Warum schaffen es viele Betriebe nicht, ihre Stromkosten besser zu optimieren?

Das Sparen von Energiekosten im Büro ist generell schwieriger durchzusetzen als im privaten Haushalt. Im privaten Haushalt liegt der Anreiz, Energie zu sparen klar auf der Hand. Letzten Endes kann von einer Kostenersparnis jede Person im Haushalt profitieren. Im Büro sieht die Situation anders aus. Hier profitieren in aller Regel nur der Geschäftsführer oder die Inhaber der Firma. Aus diesem Grund ist ein verantwortungsvoller Umgang mit Energie in Anbetracht der Stromkosten in Büros nur selten festzustellen. Die Empfehlung lautet hier deshalb, wirkungsvolle Anreize zum Stromsparen zu schaffen. Dieser Anreiz kann auf verschiedene Art und Weise erfolgen.

Wie viel Stromersparnis ist im Bürobereich überhaupt möglich?
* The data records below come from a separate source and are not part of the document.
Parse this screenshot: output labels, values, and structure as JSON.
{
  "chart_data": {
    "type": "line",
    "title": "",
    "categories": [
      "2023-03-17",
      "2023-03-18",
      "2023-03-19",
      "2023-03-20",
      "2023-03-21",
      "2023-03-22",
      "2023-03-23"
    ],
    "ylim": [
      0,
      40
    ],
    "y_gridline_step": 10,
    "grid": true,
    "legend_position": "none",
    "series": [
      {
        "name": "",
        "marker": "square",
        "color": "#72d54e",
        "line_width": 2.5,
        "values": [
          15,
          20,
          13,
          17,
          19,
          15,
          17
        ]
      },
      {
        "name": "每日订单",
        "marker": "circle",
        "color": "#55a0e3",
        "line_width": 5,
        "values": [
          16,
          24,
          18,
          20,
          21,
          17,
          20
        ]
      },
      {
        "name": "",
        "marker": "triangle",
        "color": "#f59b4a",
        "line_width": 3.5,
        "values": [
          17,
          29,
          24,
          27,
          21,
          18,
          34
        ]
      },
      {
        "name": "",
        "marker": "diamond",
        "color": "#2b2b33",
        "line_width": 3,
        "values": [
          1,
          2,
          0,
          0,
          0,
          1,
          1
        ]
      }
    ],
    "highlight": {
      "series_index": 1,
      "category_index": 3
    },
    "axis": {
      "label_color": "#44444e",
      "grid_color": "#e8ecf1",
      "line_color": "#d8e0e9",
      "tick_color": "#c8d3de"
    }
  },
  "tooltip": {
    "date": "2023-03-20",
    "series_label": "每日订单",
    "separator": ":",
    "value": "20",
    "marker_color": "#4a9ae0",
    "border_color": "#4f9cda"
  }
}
Wie viel Strom in einem Büro tatsächlich regelmäßig gespart werden kann, kann pauschal nicht beantwortet werden und hängt in erster Linie von der individuellen Situation und den Tätigkeiten ab. Es gibt jedoch ein paar Maßnahmen, die als allgemeingültig bezeichnet werden können. Dazu zählen zum Beispiel die Installation einer stromsparenden Beleuchtung sowie der Kauf von energieeffizienten Elektrogeräten in der Büroküche. Bei der Beleuchtung sollte auf LED-Lampen gesetzt werden, diese sind zwar in der Anschaffung etwas kostspieliger, verbrauchen jedoch erheblich weniger als Energiesparlampen und weisen eine längere Haltbarkeit auf. Über weitere Vorteile der LED-Leuchten informiert dieser Artikel „LED-Leuchten im Büro: Energie sparen trotz optimalem Licht“. Auch sollte die Anordnung der Büromöbel bedacht werden, denn alle Geräte im Gebäude verursachen eine nicht zu unterschätzende Hitzelast. Aus diesem Grund sollten die Büromöbel so aufgestellt werden, dass sich die Hitze nicht staut und Wärme durch regelmäßige Stoßlüftungen abgeführt werden kann. Dabei spielt es keine Rolle, ob es sich dabei um einen Schreibtisch oder um ein Sideboard handelt. Auf dieses Weise können unter Umständen die Kosten für eine aktive Klimatisierung erheblich gesenkt werden.